GSoC 2020 ideas

LiberTEM is participating in the Google Summer of Code as a sub-organization of the Python Software Foundation. As a student, you can get paid by Google for three months, have fun working on an interesting open source software project, gain real-world development experience, and do something that looks nice on your CV!

  • Check out our description and project ideas below

  • Contact us if you’d like to work on LiberTEM

  • Prepare a proposal together with us

  • You submit your application at the Google Summer of Code homepage to the Python Software Foundation organization, naming LiberTEM as the sub-organization.

Why LiberTEM

LiberTEM is an open source platform for high-throughput distributed processing of pixelated scanning transmission electron microscopy (STEM) data. It is created to deal with the terabytes of data that modern high-speed high-resolution detectors for electron microscopy can produce. Our Architecture page describes in more detail how exactly it works.

In pixelated STEM, a full diffraction image is recorded for each scan position.

In pixelated STEM, a sample is scanned with a focused electron beam, and a full image of the transmitted beam is recorded for each scan position. The result is a four-dimensional data hypercube. This application can generate tremendous amounts of data from high-resolution scans with a high-speed high-resolution detector.

The project started in the beginning of 2018 and is currently attracting more and more users because it is orders of magnitude faster and more scalable than established solutions.

Working on LiberTEM will give you experience in developing distributed systems for high-performance data processing with Python. You can learn how to profile an application and optimize performance in a targeted way. See Performance for benchmarking results. LiberTEM has its roots in electron microscopy, but can be adopted for other tasks that involve high-throughput data-parallel processing of very large binary data sets.

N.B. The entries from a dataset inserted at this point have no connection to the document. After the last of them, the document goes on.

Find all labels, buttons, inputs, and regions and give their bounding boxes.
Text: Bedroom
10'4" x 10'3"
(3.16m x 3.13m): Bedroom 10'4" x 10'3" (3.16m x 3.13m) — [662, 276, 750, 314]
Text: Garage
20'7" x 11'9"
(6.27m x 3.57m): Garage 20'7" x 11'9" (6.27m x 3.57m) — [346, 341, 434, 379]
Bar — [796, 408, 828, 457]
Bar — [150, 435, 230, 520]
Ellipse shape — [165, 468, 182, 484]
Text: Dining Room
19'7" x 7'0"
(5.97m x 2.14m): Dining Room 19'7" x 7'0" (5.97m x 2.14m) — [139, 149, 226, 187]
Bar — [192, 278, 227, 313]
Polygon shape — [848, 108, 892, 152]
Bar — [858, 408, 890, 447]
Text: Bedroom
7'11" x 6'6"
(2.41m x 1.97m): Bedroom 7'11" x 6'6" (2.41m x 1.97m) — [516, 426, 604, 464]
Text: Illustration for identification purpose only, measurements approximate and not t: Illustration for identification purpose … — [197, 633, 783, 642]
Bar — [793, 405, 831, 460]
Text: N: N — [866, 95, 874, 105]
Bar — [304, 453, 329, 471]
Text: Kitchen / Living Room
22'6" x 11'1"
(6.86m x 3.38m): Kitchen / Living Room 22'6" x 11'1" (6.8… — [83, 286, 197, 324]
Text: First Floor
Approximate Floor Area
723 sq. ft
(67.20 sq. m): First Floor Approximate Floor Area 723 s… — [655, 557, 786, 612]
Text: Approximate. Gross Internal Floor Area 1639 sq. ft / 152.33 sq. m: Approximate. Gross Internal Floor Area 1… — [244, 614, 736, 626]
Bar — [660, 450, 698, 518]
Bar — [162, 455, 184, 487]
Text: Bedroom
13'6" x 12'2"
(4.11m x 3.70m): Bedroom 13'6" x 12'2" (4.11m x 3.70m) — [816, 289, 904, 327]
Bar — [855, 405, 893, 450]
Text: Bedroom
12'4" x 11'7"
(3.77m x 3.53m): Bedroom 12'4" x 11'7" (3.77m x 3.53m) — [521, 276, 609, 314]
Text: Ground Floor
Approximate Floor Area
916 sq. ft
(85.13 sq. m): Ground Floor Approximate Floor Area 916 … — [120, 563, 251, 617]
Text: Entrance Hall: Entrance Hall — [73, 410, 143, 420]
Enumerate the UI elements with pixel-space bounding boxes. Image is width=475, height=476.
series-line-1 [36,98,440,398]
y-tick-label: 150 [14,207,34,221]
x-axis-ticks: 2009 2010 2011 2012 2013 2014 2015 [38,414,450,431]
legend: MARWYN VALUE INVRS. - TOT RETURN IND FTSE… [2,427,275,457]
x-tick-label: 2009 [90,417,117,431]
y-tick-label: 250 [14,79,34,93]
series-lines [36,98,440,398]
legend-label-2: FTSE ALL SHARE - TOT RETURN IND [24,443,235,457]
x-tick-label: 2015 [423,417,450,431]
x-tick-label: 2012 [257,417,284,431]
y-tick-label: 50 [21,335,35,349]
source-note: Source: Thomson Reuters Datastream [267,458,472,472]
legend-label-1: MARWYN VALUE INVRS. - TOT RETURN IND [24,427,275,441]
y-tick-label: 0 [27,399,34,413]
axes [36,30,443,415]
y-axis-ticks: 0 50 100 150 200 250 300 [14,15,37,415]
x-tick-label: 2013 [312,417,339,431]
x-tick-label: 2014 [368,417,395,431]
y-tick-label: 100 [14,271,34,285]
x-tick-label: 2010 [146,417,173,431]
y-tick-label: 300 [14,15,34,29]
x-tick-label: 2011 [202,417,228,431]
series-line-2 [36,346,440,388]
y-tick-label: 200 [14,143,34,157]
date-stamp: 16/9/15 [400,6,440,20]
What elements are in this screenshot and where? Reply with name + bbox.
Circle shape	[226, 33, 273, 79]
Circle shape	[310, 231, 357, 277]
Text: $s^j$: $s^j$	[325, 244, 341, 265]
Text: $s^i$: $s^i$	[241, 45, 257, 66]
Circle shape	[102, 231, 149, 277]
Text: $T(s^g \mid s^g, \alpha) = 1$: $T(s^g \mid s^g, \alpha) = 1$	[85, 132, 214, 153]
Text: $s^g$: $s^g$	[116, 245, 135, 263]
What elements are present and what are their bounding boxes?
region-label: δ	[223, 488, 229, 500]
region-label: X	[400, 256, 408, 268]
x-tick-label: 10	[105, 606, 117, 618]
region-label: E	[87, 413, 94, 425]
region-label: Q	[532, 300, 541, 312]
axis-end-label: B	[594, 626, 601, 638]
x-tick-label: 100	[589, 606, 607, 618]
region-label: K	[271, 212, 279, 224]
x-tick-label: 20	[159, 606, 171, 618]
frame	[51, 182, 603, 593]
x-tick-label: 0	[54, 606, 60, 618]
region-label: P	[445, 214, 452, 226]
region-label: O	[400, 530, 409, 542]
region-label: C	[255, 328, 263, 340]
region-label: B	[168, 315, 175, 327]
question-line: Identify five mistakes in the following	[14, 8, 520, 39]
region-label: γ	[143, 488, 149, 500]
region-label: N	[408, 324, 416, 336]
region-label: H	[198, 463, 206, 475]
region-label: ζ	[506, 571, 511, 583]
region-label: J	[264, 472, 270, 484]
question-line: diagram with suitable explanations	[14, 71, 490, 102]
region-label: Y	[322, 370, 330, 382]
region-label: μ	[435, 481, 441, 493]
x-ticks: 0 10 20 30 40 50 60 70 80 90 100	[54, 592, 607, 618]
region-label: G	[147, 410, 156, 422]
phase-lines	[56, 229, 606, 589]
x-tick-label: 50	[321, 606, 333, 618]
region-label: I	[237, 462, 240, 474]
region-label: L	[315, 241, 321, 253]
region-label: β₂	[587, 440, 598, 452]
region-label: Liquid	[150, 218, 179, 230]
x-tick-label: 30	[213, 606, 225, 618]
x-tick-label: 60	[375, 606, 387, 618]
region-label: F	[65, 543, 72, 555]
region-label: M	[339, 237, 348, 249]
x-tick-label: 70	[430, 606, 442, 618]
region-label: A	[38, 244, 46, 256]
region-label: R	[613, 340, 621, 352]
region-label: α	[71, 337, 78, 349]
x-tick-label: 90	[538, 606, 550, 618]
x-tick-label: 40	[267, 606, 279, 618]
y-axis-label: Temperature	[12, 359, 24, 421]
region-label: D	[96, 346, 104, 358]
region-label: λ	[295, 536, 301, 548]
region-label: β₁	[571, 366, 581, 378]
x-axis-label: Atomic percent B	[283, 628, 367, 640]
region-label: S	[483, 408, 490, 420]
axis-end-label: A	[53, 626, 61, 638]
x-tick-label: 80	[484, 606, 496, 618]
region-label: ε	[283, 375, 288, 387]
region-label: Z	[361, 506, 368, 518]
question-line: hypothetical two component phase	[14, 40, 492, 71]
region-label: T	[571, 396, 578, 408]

Envisioned future architecture of LiberTEM

LiberTEM currently implements distributed offline data processing as shown on the right of this figure, and is designed to be extended to high-throughput distributed live data processing as illustrated on the left.

If you work on our GUI, you’ll learn how a responsive web application for big data analytics can be built with a front-end based on TypeScript, React and Redux, and an asynchronous Python back-end based on Tornado and dask.distributed.

Working on the application side will give you experience in Python-based big data analytics of large-scale binary data sets with a focus on imaging, physics and materials science with industry-leading throughput and efficiency.

About us

Alex is an experienced software engineer, systems administrator, Python programmer, web developer, and expert on profiling and performance optimization. He focuses on the implementation side of LiberTEM.

Dieter has an interdisciplinary background in materials science, computer science, product development, product management and business administration. He is taking care of the application and business side of LiberTEM.

We’d be happy to share our experience with you!

How to reach us

The easiest path is our Gitter channel: https://gitter.im/LiberTEM/Lobby

E-Mail: Dieter Weber Alexander Clausen

Just drop a message! We are based in Germany (UTC+1 / UTC+2) and are generally active during normal working hours.

Getting started

If you have questions, please ask freely: Supporting users and contributors has a high priority for us and your questions help us improve our documentation.

Installation

Please see our Installation instructions for details! Forking our repository, cloning the fork and Installing from a git clone are the recommended setup if you will be contributing significant amounts of code. Our Contributing page has some information that can help you get started with development.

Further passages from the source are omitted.